Book Review: The Mirrored World

The Mirrored World by Debra DeanThe Mirrored World
by Debra Dean
Harper, 2012
256 Pages (Paperback)

Available for pre-order (Releases August 28, 2012)
Amazon
Powell’s

What causes a wealthy woman to give up all her possessions and become as one of the destitutes she serves? What turns a regular person into a hallowed saint? Is it devotion? Destiny? Madness?

Debra Dean explores these questions in her new novel, The Mirrored World, based on the life of Russia’s Saint Xenia. The narrator, Dasha, is Xenia’s cousin but grows up with her in the same house like a sister. As lower nobles of Empress Elizabeth’s court, they have a relatively sheltered childhood, cared for by devoted nurses and schooled in manners to win them rich husbands. But unlike many of her peers, Xenia marries for love—a passionate court musician whose voice vaults Xenia into meditative states—and takes Dasha, who is quickly becoming an old maid, into her married home.

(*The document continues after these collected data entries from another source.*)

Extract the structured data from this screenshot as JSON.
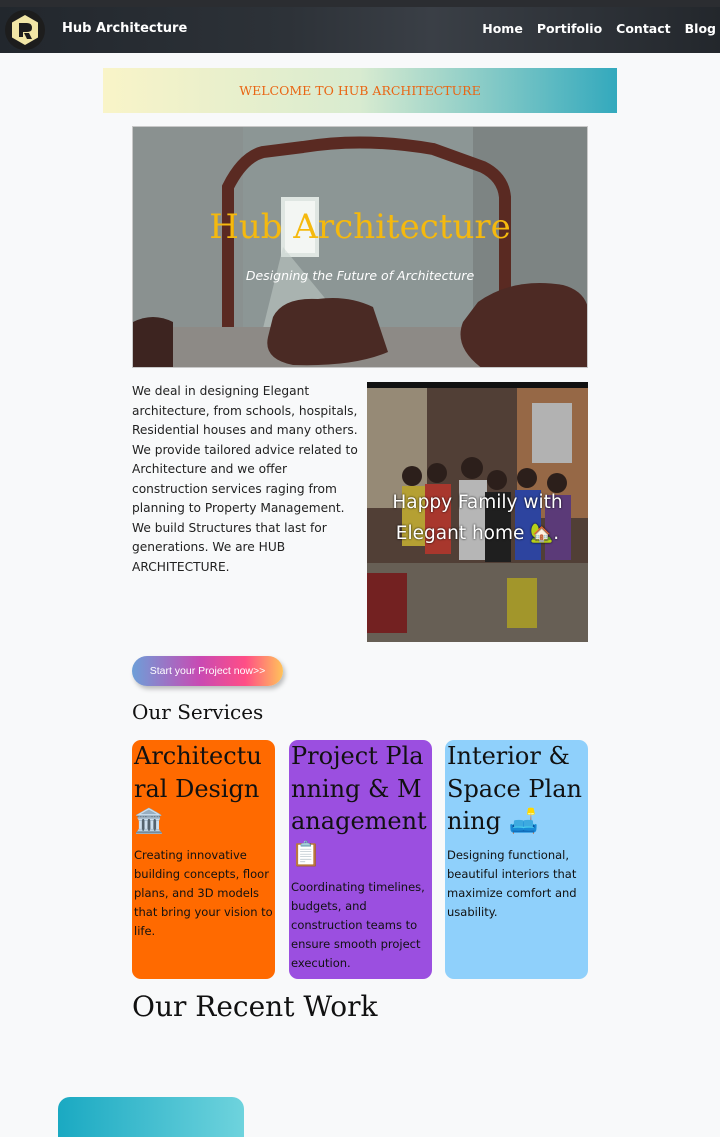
{
  "navbar": {
    "brand": "Hub Architecture",
    "links": [
      "Home",
      "Portifolio",
      "Contact",
      "Blog"
    ]
  },
  "welcome": "WELCOME TO HUB ARCHITECTURE",
  "hero": {
    "title": "Hub Architecture",
    "subtitle": "Designing the Future of Architecture"
  },
  "intro": "We deal in designing Elegant architecture, from schools, hospitals, Residential houses and many others. We provide tailored advice related to Architecture and we offer construction services raging from planning to Property Management. We build Structures that last for generations. We are HUB ARCHITECTURE.",
  "photo_caption": "Happy Family with Elegant home 🏡.",
  "cta_label": "Start your Project now>>",
  "services": {
    "heading": "Our Services",
    "cards": [
      {
        "title": "Architectural Design 🏛️",
        "desc": "Creating innovative building concepts, floor plans, and 3D models that bring your vision to life.",
        "color": "#ff6a00"
      },
      {
        "title": "Project Planning & Management 📋",
        "desc": "Coordinating timelines, budgets, and construction teams to ensure smooth project execution.",
        "color": "#9b4fe0"
      },
      {
        "title": "Interior & Space Planning 🛋️",
        "desc": "Designing functional, beautiful interiors that maximize comfort and usability.",
        "color": "#8fd0fb"
      }
    ]
  },
  "recent_heading": "Our Recent Work",
  "colors": {
    "accent": "#f5b90e",
    "welcome_text": "#e96614"
  }
}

Xenia has always been impulsive and sensitive, given to visions. But a few years into her marriage one tragedy follows another, and Xenia withdraws into her herself. When she finally emerges, her otherworldliness seems to have become central. She spends her days in prayer, attends mass daily, and no longer seems aware of the needs of her household. Dasha attempts to protect her from herself, hiding valuables to stop Xenia from giving away every last item to the beggars she now welcomes to her table. Even Xenia’s estranged family gets involved, invoking Russian law to have her declared mad. But Xenia cannot be deterred, and in a final dramatic gesture, signs over the house to Dasha and disappears—seemingly for good. It is years before Dasha discovers just how far Xenia’s passion has ultimately taken her.

Dean raises questions about social obligations in the face of extreme grief, about the lines between religious conviction and madness, about how far one can act in the interests of outsiders while preserving commitments to those in our care—but leaves the answers to the reader. Her choice to tell the story through Dasha’s eyes preserves the unknowable motives of the historical Xenia while still providing a close reflection of her gender and class. It’s a sympathetic portrayal that handles the miracles and other elements of the hagiography with care.

Xenia’s life is mirrored in Dasha’s just as the spired palace is mirrored in the thick ice of the river. A strong sense of place anchors the story in cold, imperial Russia, where the illusion of happiness is donned like the wig necessary to every court amusement. Alongside the personal stories, Dean paints a glittering image of Petersburg and the relatively comfortable but politically harsh life of the court.

Like her first novel, The Madonnas of Leningrad, The Mirrored World is carefully researched and imaginatively realized, weaving past and present together in the quiet but sometimes surprising recollections of the aging narrator. With the publication of her second novel, Dean is building a reputation as a strong novelist concerned with the pathos of everyday life as ground against the political movements of history.

The Mirrored World releases August 28. An advance review copy was provided without obligation by the publisher.